Long-term unemployment among young people with mental health problems has long been thought to be the main cause of their mental health difficulties. In reality, however, the stigmatization shown by employers is sometimes the reason why young people with mental health problems fail to integrate into the labour market. They identify with discrimination and as a result, often feel helpless and excluded from society. Fear of stigma and rejection by the community and prospective employers are factors that can seriously undermine the confidence of young people with mental health problems. They often come to see themselves as unemployable and stop looking for and taking interest in different career opportunities. However, after a long period of unemployment, integration into the labour market and building effective work habits seem even more difficult, but not impossible.

Research shows that youth with mental health problems are willing and able to work. If companies and organizations, together with the employers who manage them, direct efforts and resources to help young people acquire knowledge and develop skills, it would certainly increase their career achievements. While for many employers the idea of funding training programs to motivate young people to develop may not sound worthwhile, it can improve their performance and be presented to the organization accordingly. The development of work skills and competencies can not only lead to higher results for the organization but also increase confidence and self-esteem and motivate young people to take further actions in the direction of their professional realization and better and effective coping with work duties and commitments.

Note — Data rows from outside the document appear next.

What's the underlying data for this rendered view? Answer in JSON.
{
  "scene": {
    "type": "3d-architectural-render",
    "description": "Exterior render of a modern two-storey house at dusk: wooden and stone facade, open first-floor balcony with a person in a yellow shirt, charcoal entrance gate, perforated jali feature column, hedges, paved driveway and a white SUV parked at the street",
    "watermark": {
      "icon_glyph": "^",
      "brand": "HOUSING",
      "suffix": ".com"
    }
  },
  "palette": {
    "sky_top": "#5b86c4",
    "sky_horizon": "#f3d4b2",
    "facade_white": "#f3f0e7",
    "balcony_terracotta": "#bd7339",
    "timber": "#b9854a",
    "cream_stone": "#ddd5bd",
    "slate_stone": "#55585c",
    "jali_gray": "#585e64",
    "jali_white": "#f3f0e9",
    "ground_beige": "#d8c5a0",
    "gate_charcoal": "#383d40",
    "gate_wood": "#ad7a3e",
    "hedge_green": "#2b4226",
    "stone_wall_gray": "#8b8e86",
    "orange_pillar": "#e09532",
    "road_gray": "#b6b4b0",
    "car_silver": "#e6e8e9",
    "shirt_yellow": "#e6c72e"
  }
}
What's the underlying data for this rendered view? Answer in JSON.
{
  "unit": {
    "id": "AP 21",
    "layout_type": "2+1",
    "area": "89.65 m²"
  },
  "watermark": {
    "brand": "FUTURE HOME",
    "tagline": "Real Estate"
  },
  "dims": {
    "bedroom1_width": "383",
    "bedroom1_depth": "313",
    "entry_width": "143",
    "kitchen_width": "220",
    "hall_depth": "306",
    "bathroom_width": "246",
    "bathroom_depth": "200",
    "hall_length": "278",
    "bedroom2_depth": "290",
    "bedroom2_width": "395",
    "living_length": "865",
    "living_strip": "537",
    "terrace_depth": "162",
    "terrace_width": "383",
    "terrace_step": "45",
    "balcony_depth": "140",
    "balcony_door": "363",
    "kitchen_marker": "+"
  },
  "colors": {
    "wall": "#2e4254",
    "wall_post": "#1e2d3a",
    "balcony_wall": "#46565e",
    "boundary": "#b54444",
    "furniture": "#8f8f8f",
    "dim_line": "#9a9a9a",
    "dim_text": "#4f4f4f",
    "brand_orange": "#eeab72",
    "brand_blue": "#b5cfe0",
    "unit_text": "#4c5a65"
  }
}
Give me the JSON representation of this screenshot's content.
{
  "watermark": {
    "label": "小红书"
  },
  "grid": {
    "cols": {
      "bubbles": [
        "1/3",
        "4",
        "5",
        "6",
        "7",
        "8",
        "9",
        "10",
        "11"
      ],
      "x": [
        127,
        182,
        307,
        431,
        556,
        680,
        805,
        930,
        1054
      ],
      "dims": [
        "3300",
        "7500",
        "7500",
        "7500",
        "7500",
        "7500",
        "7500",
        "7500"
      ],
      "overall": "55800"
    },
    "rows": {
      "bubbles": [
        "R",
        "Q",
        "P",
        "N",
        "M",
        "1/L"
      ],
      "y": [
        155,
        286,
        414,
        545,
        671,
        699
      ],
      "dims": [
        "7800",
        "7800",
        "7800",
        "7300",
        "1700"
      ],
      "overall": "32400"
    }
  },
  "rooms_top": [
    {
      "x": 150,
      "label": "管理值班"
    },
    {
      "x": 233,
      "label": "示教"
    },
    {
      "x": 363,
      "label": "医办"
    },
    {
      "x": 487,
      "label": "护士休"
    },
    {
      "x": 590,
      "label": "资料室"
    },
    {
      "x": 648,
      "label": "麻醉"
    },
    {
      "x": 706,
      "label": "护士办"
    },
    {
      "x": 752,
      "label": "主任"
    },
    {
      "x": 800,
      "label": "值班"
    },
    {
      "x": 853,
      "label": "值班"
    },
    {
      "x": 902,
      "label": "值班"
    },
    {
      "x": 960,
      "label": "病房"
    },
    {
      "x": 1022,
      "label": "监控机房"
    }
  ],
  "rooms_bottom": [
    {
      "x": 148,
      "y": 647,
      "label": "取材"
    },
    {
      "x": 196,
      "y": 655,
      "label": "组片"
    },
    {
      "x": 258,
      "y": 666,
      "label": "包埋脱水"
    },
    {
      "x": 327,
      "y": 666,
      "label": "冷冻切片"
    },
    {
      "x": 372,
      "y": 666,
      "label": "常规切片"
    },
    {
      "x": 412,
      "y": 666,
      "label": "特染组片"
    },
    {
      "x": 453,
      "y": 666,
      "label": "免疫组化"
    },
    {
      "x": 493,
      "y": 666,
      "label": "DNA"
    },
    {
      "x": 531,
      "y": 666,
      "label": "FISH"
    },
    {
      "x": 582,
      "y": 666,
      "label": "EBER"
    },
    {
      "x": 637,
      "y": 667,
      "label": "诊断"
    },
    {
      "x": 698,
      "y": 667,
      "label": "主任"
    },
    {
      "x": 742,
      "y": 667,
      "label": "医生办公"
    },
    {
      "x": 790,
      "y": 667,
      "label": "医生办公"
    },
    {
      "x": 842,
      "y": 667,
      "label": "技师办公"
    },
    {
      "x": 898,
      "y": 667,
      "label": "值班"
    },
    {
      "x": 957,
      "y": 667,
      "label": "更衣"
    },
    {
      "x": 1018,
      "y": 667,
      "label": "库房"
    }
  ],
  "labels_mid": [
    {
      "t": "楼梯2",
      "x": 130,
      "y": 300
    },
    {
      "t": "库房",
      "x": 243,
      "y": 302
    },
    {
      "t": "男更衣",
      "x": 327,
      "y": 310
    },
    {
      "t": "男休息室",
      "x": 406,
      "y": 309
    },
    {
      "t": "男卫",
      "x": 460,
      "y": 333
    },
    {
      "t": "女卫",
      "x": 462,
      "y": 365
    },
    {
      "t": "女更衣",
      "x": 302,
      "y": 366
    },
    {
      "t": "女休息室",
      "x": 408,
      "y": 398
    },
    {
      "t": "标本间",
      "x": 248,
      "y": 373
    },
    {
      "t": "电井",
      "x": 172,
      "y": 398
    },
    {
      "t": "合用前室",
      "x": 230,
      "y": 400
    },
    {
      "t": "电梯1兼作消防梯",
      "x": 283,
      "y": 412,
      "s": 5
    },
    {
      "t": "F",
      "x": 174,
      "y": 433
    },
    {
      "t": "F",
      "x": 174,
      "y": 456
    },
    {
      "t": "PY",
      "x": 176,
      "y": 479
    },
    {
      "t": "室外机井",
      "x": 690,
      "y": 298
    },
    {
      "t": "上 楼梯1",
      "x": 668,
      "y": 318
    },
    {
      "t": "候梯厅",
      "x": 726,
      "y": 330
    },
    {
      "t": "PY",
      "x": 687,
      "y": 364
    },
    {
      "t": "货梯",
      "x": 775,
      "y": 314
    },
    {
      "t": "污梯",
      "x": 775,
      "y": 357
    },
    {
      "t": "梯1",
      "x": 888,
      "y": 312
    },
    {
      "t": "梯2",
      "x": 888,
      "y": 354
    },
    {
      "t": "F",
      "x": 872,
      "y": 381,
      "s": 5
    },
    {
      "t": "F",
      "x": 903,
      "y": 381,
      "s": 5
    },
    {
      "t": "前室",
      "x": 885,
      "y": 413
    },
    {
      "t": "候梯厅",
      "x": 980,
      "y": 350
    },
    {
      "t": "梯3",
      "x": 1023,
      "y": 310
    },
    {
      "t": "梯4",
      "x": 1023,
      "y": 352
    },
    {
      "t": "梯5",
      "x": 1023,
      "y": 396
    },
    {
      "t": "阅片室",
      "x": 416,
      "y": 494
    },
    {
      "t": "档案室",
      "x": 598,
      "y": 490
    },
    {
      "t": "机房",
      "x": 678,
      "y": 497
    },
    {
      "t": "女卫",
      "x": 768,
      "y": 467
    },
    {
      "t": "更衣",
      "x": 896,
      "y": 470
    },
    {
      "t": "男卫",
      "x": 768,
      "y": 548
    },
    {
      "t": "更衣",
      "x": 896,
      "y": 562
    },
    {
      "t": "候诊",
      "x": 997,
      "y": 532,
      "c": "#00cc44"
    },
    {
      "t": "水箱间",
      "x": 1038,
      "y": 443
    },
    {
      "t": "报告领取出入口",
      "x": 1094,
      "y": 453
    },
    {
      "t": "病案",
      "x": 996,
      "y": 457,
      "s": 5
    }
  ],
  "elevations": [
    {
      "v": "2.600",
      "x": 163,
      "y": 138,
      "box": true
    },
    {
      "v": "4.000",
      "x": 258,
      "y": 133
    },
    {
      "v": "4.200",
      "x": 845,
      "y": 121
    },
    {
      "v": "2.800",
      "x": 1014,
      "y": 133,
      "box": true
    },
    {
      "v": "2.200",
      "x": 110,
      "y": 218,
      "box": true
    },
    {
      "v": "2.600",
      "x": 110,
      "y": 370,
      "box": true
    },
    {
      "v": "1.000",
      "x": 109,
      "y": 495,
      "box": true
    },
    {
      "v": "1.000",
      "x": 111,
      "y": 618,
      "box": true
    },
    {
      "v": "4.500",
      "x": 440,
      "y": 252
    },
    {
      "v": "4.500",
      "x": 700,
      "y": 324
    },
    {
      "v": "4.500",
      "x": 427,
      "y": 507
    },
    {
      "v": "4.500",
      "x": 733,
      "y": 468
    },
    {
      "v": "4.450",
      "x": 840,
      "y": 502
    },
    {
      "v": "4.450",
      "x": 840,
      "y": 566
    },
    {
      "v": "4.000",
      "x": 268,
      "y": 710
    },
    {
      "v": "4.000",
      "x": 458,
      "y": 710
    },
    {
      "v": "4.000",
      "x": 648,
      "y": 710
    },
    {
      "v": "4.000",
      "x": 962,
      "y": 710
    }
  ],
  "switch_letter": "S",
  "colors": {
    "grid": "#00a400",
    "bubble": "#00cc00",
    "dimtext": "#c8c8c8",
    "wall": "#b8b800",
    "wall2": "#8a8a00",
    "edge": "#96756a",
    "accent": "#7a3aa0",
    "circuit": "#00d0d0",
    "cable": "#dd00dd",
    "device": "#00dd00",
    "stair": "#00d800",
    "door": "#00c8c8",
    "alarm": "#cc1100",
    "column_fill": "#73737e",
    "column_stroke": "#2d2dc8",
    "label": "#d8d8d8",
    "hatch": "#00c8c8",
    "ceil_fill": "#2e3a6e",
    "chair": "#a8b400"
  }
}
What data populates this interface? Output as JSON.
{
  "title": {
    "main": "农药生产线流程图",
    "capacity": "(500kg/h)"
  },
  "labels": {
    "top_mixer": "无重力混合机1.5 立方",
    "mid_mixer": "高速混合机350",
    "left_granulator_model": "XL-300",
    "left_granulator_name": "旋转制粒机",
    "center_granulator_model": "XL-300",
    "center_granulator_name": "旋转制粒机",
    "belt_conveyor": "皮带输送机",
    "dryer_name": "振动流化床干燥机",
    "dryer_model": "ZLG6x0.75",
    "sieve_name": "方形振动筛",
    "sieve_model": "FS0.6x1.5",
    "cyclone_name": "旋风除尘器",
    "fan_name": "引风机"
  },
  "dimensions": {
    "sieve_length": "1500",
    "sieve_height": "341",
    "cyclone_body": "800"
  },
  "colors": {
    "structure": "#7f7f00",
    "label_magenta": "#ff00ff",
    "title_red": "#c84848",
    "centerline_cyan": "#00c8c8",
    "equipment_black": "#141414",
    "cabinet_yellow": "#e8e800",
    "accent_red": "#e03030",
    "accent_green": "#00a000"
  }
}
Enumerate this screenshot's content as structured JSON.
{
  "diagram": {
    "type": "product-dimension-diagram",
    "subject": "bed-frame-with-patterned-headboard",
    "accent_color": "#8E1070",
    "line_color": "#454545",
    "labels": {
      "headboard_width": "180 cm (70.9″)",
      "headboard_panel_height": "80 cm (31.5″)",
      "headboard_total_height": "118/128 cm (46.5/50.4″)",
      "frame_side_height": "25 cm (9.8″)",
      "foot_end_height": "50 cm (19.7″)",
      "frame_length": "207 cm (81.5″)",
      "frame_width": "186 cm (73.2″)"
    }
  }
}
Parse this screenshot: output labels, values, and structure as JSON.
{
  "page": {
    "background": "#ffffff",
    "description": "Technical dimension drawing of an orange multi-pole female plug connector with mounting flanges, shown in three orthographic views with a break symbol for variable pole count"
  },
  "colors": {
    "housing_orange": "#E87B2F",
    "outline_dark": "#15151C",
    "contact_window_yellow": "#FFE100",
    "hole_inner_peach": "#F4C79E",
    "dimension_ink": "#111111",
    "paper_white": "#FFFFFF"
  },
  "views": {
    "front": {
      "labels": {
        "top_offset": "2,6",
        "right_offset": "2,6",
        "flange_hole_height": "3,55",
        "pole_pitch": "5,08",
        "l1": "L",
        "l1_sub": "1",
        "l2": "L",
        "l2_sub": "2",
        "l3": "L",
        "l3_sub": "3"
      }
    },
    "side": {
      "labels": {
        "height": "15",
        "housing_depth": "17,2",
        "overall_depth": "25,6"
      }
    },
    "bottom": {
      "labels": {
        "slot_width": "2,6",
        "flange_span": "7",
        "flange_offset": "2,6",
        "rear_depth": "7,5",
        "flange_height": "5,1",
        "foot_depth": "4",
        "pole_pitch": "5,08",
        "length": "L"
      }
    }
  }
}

To successfully integrate into the labour market and achieve permanent employment, in addition to improving complex work skills, young people must acquire resilience, and personal skills to deal with potential problems, as well as to build confidence in themselves and their strengths. This will help them not to be afraid of the rejection they face from companies that are not able or willing to work with them. In addition, they must develop the understanding that they will not always achieve the same successes as their colleagues, but they must nevertheless continue to move forward, even with small but steady steps, and emphasize their strengths. Perhaps one of the most important work-related habits that youth with mental health problems must acquire is not to compare themselves to others and not to become demotivated or give up when faced with difficulties. What there are and some training are supported by the state, it is good for young people to try to acquire different skills through them, especially if their future workplace does not offer such training. It is also important to educate young people that it would be good for them to accept help – be it from the state, the organization or the professionals who will guide them on how to do optimally in the workplace. Another important step is the creation of structure in the working day by the organization or by the young people themselves, without which they will wander in ambiguity and lose a large part of their time and energy in this – clear conditions and tasks from the first day would have a positive effect on some youths

Of course, creating work habits among young people with mental disorders is far from the only thing that can guarantee their integration into the labour market. The extent to which young people will be able to realize themselves also depends on the organizations and their managers. Attracting people with mental health problems as a workforce is one of the main features of advanced economies and civilized societies. However, still, a very small percentage of organizations provide sufficient skills to build an appropriate organizational culture that is sufficient to support young people with mental health problems and their psycho-social recovery. To ensure this, managers first need to reduce stigma and the manifestation of discriminatory attitudes on the part of other employees. It is necessary for colleagues to be with these young people to be aware of the specifics of their difficulties that affect their performance in the work environment and communication with others, with all the work of everyone to go in the best possible way and maintain positive collegial relations. It would be beneficial for companies to prepare their employees for working with people with mental health problems even before they are hired so that they can better understand how to deal with their new colleagues who will be different from them.

Creating positive work habits among long-term unemployed youth with mental health problems is of utmost importance both for their success and retention in employment and for their initiation. However, not only they but also their employers are responsible for their success at the workplace.